Четыре ночи не спавший, чтобы никуда не отнесло, Иван явился наконец в свое село, где от прежнего осталась маленькая сердцевина, подгнившая, будто яблочный огрызок. Половицы в материнском доме были холодны как лед; рука у матери сделалась жесткая, и чудилось, будто она ворошит ему волосы палкой. У старухи ни в душе, ни в теле явно не осталось ничего живого, чтобы прикоснуться к сыну; внучатая племянница, холостая бойкая бабенка с носатой мордочкой вроде кукиша, приглашенная жить хозяйкой при полоумной бабке, почти не помнила дядю Ивана и не хотела его оставлять. Воевать с племянницей было бесполезно: она владела хозяйством в полную силу бабьего расцвета, засаживала целый огород курчавой картошкой, держала кур и бело-розовую свинью с десятком седеньких поросят. Мать же только сидела на голом матрасе, иногда задевая ногой эмалированное ведро, служившее ей ночным горшком. Соседские девчонки, прибегая поиграть, обряжали ее царицей, навешивали на нее полотенец, сухой травы, цепляли ей ее медали, надевали, размотав платки с маслянистой, как чеснок, облысевшей головки, картонный кокошник, оставшийся от новогодних праздников, где по свалявшейся вате было выложено бисером «КПСС». Девчонок, бывало, давно повымело из избы, а старуха все продолжала играть, похохатывала, покрикивала, стучала об пол кочергой, не давала пришедшей с работы племяннице сволакивать с себя обмоченное «царское» – и обыкновенно за такие игры простужалась. Иногда, подобравшись поближе к окну, положив перед собою неудобно и прямо арифметическую тетрадку, старуха принималась отписывать родне.
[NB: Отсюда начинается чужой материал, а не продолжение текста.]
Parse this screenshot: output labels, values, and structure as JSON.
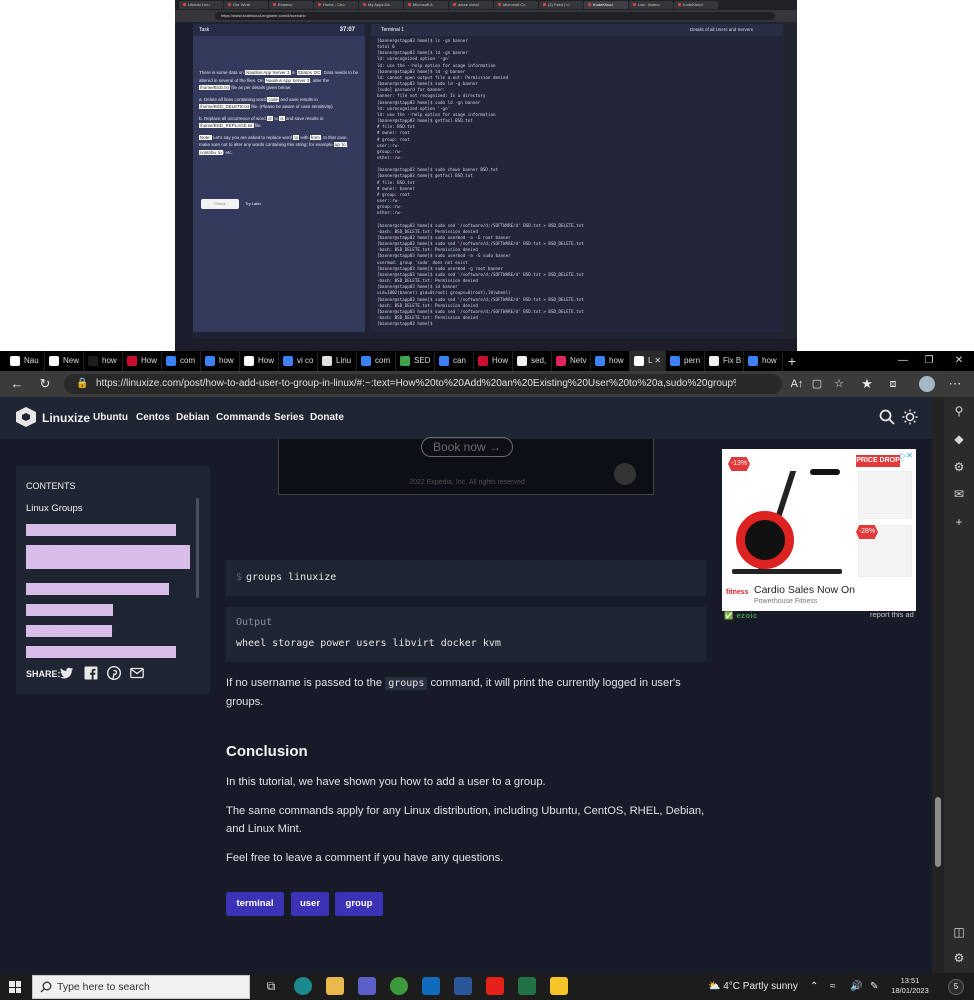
{
  "remote": {
    "tabs": [
      "Ubuntu Linu",
      "Our Work",
      "Examco",
      "Home - Cho",
      "My Apps Da",
      "Microsoft A",
      "azure cloud",
      "Microsoft Co",
      "(2) Feed | Li",
      "KodeKloud",
      "Lab - Author",
      "KodeKloud"
    ],
    "url": "https://www.kodekloud-engineer.com/#/scenario",
    "task_label": "Task",
    "timer": "37:07",
    "task_paragraphs": [
      {
        "parts": [
          {
            "t": "There is some data on "
          },
          {
            "c": "Nautilus App Server 3"
          },
          {
            "t": " in "
          },
          {
            "c": "Stratos"
          },
          {
            "c": "DC"
          },
          {
            "t": ". Data needs to be altered in several of the files. On "
          },
          {
            "c": "Nautilus App Server 3"
          },
          {
            "t": ", alter the "
          },
          {
            "c": "/home/BSD.txt"
          },
          {
            "t": " file as per details given below:"
          }
        ]
      },
      {
        "parts": [
          {
            "t": "a. Delete all lines containing word "
          },
          {
            "c": "code"
          },
          {
            "t": " and save results in "
          },
          {
            "c": "/home/BSD_DELETE.txt"
          },
          {
            "t": " file. (Please be aware of case sensitivity)"
          }
        ]
      },
      {
        "parts": [
          {
            "t": "b. Replace all occurrence of word "
          },
          {
            "c": "or"
          },
          {
            "t": " to "
          },
          {
            "c": "is"
          },
          {
            "t": " and save results in "
          },
          {
            "c": "/home/BSD_REPLACE.txt"
          },
          {
            "t": " file."
          }
        ]
      },
      {
        "parts": [
          {
            "c": "Note:"
          },
          {
            "t": " Let's say you are asked to replace word "
          },
          {
            "c": "to"
          },
          {
            "t": " with "
          },
          {
            "c": "from"
          },
          {
            "t": ". In that case, make sure not to alter any words containing this string; for example "
          },
          {
            "c": "up"
          },
          {
            "c": "to"
          },
          {
            "t": ", "
          },
          {
            "c": "contribu"
          },
          {
            "c": "to"
          },
          {
            "t": "r etc."
          }
        ]
      }
    ],
    "check_label": "Check",
    "try_later_label": "Try Later",
    "terminal_title": "Terminal 1",
    "terminal_right": "Details of all Users and Servers",
    "terminal_lines": [
      "[banner@stapp03 home]$ ls -gn banner",
      "total 0",
      "[banner@stapp03 home]$ ld -gn banner",
      "ld: unrecognized option '-gn'",
      "ld: use the --help option for usage information",
      "[banner@stapp03 home]$ ld -g banner",
      "ld: cannot open output file a.out: Permission denied",
      "[banner@stapp03 home]$ sudo ld -g banner",
      "[sudo] password for banner:",
      "banner: file not recognized: Is a directory",
      "[banner@stapp03 home]$ sudo ld -gn banner",
      "ld: unrecognized option '-gn'",
      "ld: use the --help option for usage information",
      "[banner@stapp03 home]$ getfacl BSD.txt",
      "# file: BSD.txt",
      "# owner: root",
      "# group: root",
      "user::rw-",
      "group::rw-",
      "other::rw-",
      "",
      "[banner@stapp03 home]$ sudo chown banner BSD.txt",
      "[banner@stapp03 home]$ getfacl BSD.txt",
      "# file: BSD.txt",
      "# owner: banner",
      "# group: root",
      "user::rw-",
      "group::rw-",
      "other::rw-",
      "",
      "[banner@stapp03 home]$ sudo sed '/software/d;/SOFTWARE/d' BSD.txt > BSD_DELETE.txt",
      "-bash: BSD_DELETE.txt: Permission denied",
      "[banner@stapp03 home]$ sudo usermod -a -G root banner",
      "[banner@stapp03 home]$ sudo sed '/software/d;/SOFTWARE/d' BSD.txt > BSD_DELETE.txt",
      "-bash: BSD_DELETE.txt: Permission denied",
      "[banner@stapp03 home]$ sudo usermod -a -G sudo banner",
      "usermod: group 'sudo' does not exist",
      "[banner@stapp03 home]$ sudo usermod -g root banner",
      "[banner@stapp03 home]$ sudo sed '/software/d;/SOFTWARE/d' BSD.txt > BSD_DELETE.txt",
      "-bash: BSD_DELETE.txt: Permission denied",
      "[banner@stapp03 home]$ id banner",
      "uid=1002(banner) gid=0(root) groups=0(root),10(wheel)",
      "[banner@stapp03 home]$ sudo sed '/software/d;/SOFTWARE/d' BSD.txt > BSD_DELETE.txt",
      "-bash: BSD_DELETE.txt: Permission denied",
      "[banner@stapp03 home]$ sudo sed '/software/d;/SOFTWARE/d' BSD.txt > BSD_DELETE.txt",
      "-bash: BSD_DELETE.txt: Permission denied",
      "[banner@stapp03 home]$ "
    ]
  },
  "browser": {
    "tabs": [
      {
        "label": "Nau",
        "icon": "#ffffff"
      },
      {
        "label": "New",
        "icon": "#ffffff"
      },
      {
        "label": "how",
        "icon": "#1e1e1e"
      },
      {
        "label": "How",
        "icon": "#c8102e"
      },
      {
        "label": "com",
        "icon": "#3b82f6"
      },
      {
        "label": "how",
        "icon": "#3b82f6"
      },
      {
        "label": "How",
        "icon": "#ffffff"
      },
      {
        "label": "vi co",
        "icon": "#3b82f6"
      },
      {
        "label": "Linu",
        "icon": "#e0e0e0"
      },
      {
        "label": "com",
        "icon": "#3b82f6"
      },
      {
        "label": "SED",
        "icon": "#3fa34d"
      },
      {
        "label": "can",
        "icon": "#3b82f6"
      },
      {
        "label": "How",
        "icon": "#c8102e"
      },
      {
        "label": "sed,",
        "icon": "#f0f0f0"
      },
      {
        "label": "Netv",
        "icon": "#e0245e"
      },
      {
        "label": "how",
        "icon": "#3b82f6"
      },
      {
        "label": "L",
        "icon": "#ffffff"
      },
      {
        "label": "pern",
        "icon": "#3b82f6"
      },
      {
        "label": "Fix B",
        "icon": "#f0f0f0"
      },
      {
        "label": "how",
        "icon": "#3b82f6"
      }
    ],
    "active_tab_index": 16,
    "new_tab": "+",
    "url": "https://linuxize.com/post/how-to-add-user-to-group-in-linux/#:~:text=How%20to%20Add%20an%20Existing%20User%20to%20a,sudo%20group%2C%20you%2..."
  },
  "site": {
    "brand": "Linuxize",
    "nav": [
      "Ubuntu",
      "Centos",
      "Debian",
      "Commands",
      "Series",
      "Donate"
    ],
    "ad_top": {
      "button": "Book now →",
      "footer": "2022 Expedia, Inc. All rights reserved"
    },
    "toc": {
      "title": "CONTENTS",
      "group": "Linux Groups",
      "items": [
        "How to Add an Existing User to a Group",
        "How to Add an Existing User to Multiple Groups in One Command",
        "How to Remove a User From a Group",
        "How to Create a Group",
        "How to Delete a Group",
        "How to Change a User's Primary Group"
      ],
      "share_label": "SHARE:"
    },
    "code_prompt": "$",
    "code_command": "groups linuxize",
    "output_label": "Output",
    "output_text": "wheel storage power users libvirt docker kvm",
    "para1_before": "If no username is passed to the ",
    "para1_code": "groups",
    "para1_after": " command, it will print the currently logged in user's groups.",
    "conclusion_heading": "Conclusion",
    "conclusion_p1": "In this tutorial, we have shown you how to add a user to a group.",
    "conclusion_p2": "The same commands apply for any Linux distribution, including Ubuntu, CentOS, RHEL, Debian, and Linux Mint.",
    "conclusion_p3": "Feel free to leave a comment if you have any questions.",
    "tags": [
      "terminal",
      "user",
      "group"
    ],
    "ad_side": {
      "badge1": "-13%",
      "badge2": "-28%",
      "price_drop": "PRICE DROP",
      "brand_logo": "fitness",
      "headline": "Cardio Sales Now On",
      "advertiser": "Powerhouse Fitness",
      "ezoic": "ezoic",
      "report": "report this ad"
    }
  },
  "taskbar": {
    "search_placeholder": "Type here to search",
    "weather": "4°C  Partly sunny",
    "time": "13:51",
    "date": "18/01/2023",
    "notifications": "5"
  },
  "colors": {
    "page_bg": "#161b27",
    "nav_bg": "#1f2532",
    "tag_bg": "#3b32b6",
    "toc_highlight": "#d8bde8"
  }
}
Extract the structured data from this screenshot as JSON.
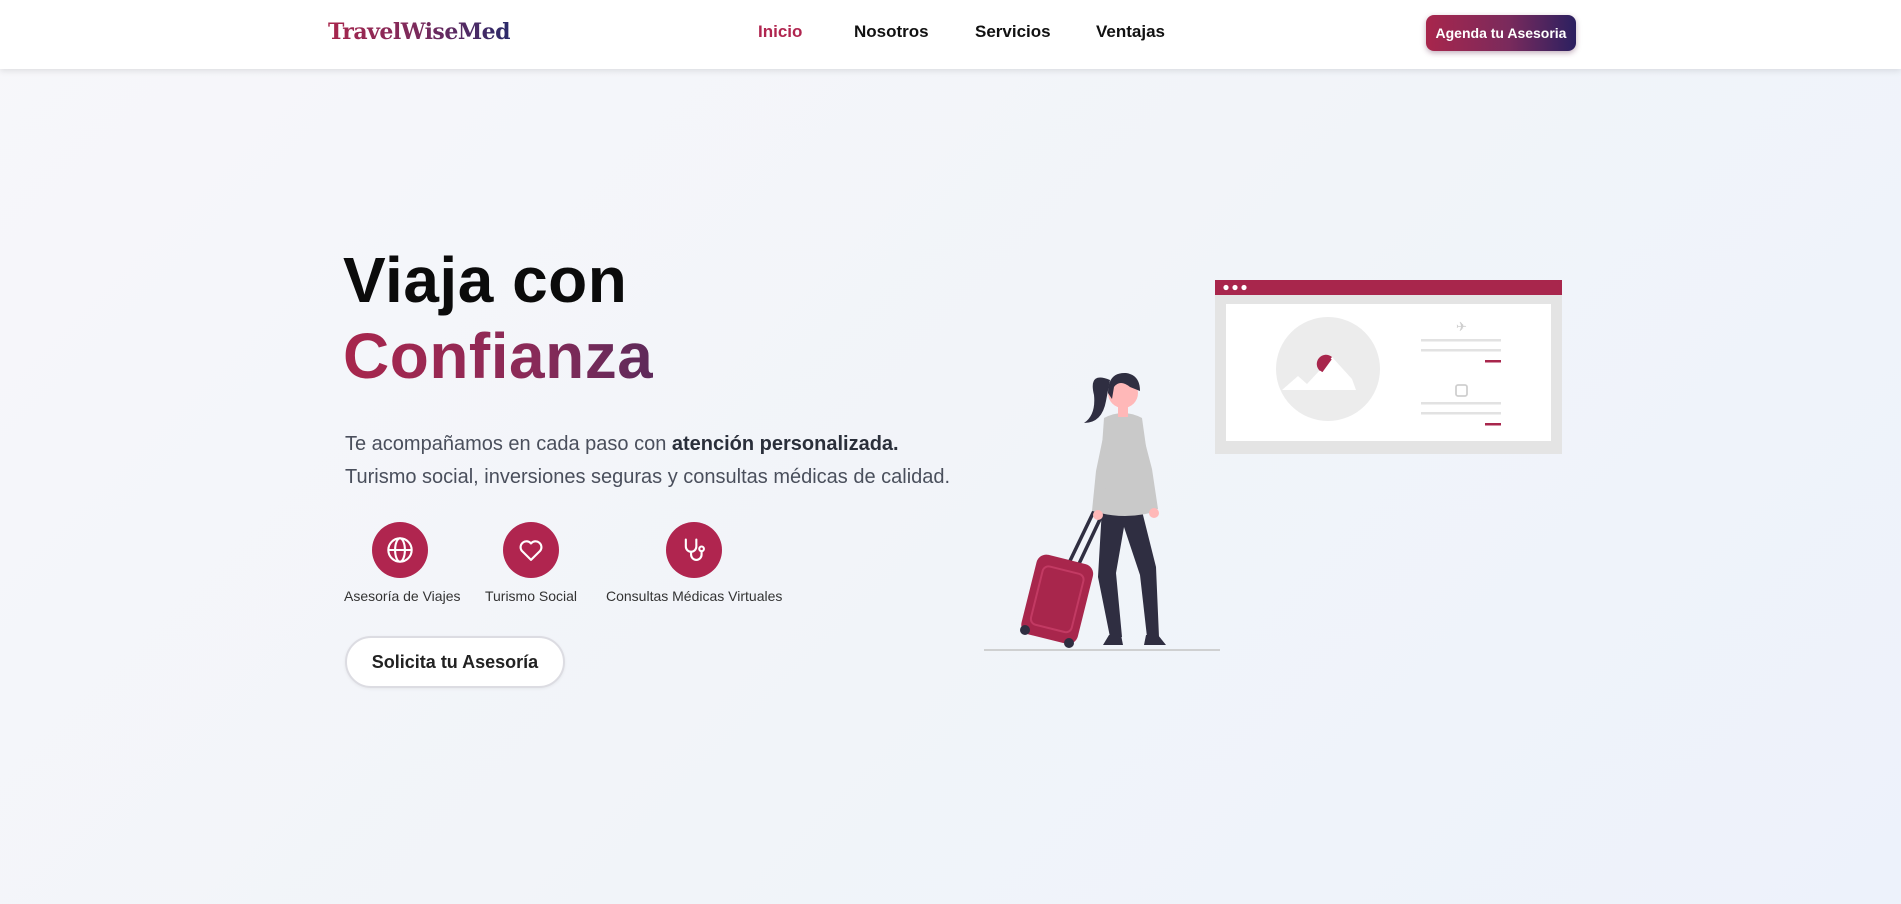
{
  "nav": {
    "logo": "TravelWiseMed",
    "links": [
      {
        "label": "Inicio",
        "active": true
      },
      {
        "label": "Nosotros",
        "active": false
      },
      {
        "label": "Servicios",
        "active": false
      },
      {
        "label": "Ventajas",
        "active": false
      }
    ],
    "cta_label": "Agenda tu Asesoria"
  },
  "hero": {
    "title_line1": "Viaja con",
    "title_line2": "Confianza",
    "subtitle_prefix": "Te acompañamos en cada paso con ",
    "subtitle_bold": "atención personalizada.",
    "subtitle_line2": "Turismo social, inversiones seguras y consultas médicas de calidad.",
    "features": [
      {
        "icon": "globe-icon",
        "label": "Asesoría de Viajes"
      },
      {
        "icon": "heart-icon",
        "label": "Turismo Social"
      },
      {
        "icon": "stethoscope-icon",
        "label": "Consultas Médicas Virtuales"
      }
    ],
    "cta_label": "Solicita tu Asesoría"
  },
  "colors": {
    "brand": "#b0254f",
    "brand_dark": "#2b2060",
    "text": "#0b0b0b",
    "muted": "#4a4f5c"
  }
}
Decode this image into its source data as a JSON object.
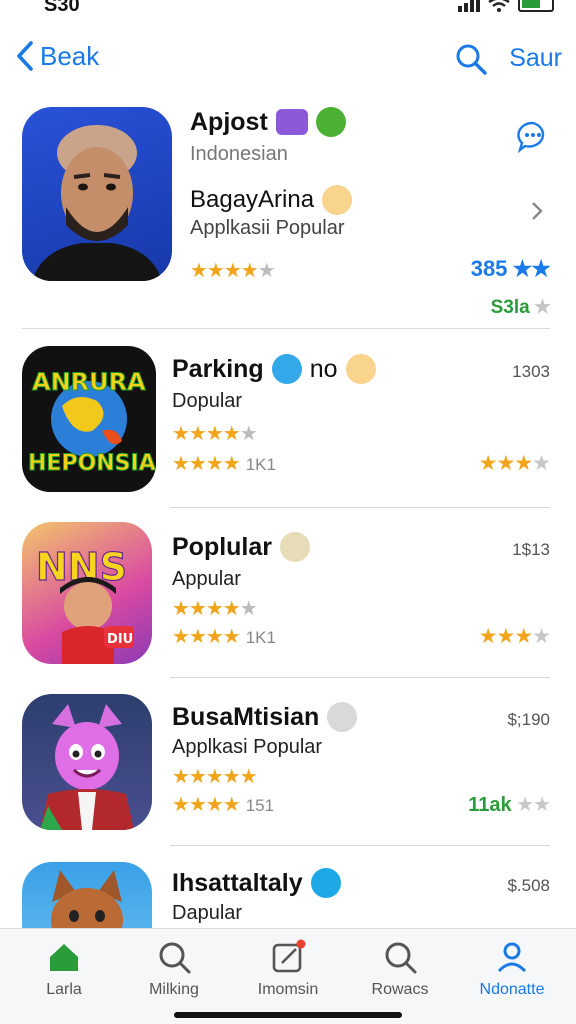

Письма ее, нарисованные по клеткам простым карандашом, оставались толковыми и связными не в пример речам – и были такими же точно, как и десять, и пятнадцать лет назад: завершенные обороты хорошо держались в памяти целыми кусками, и только иногда случалась путаница, если бабка ни с того ни с сего придумывала жаловаться на близкую смерть. Ручкой же и в казенных документах старуха писать уже не решалась; когда почтальонка Галя привозила ей ежемесячно пенсию, мать, заведя под платок кривые дуги очков-пузырей, ставила в ведомости, возле белого и мягонького, вроде полиэтиленовой пробки, Галиного ноготка, малограмотный крестик.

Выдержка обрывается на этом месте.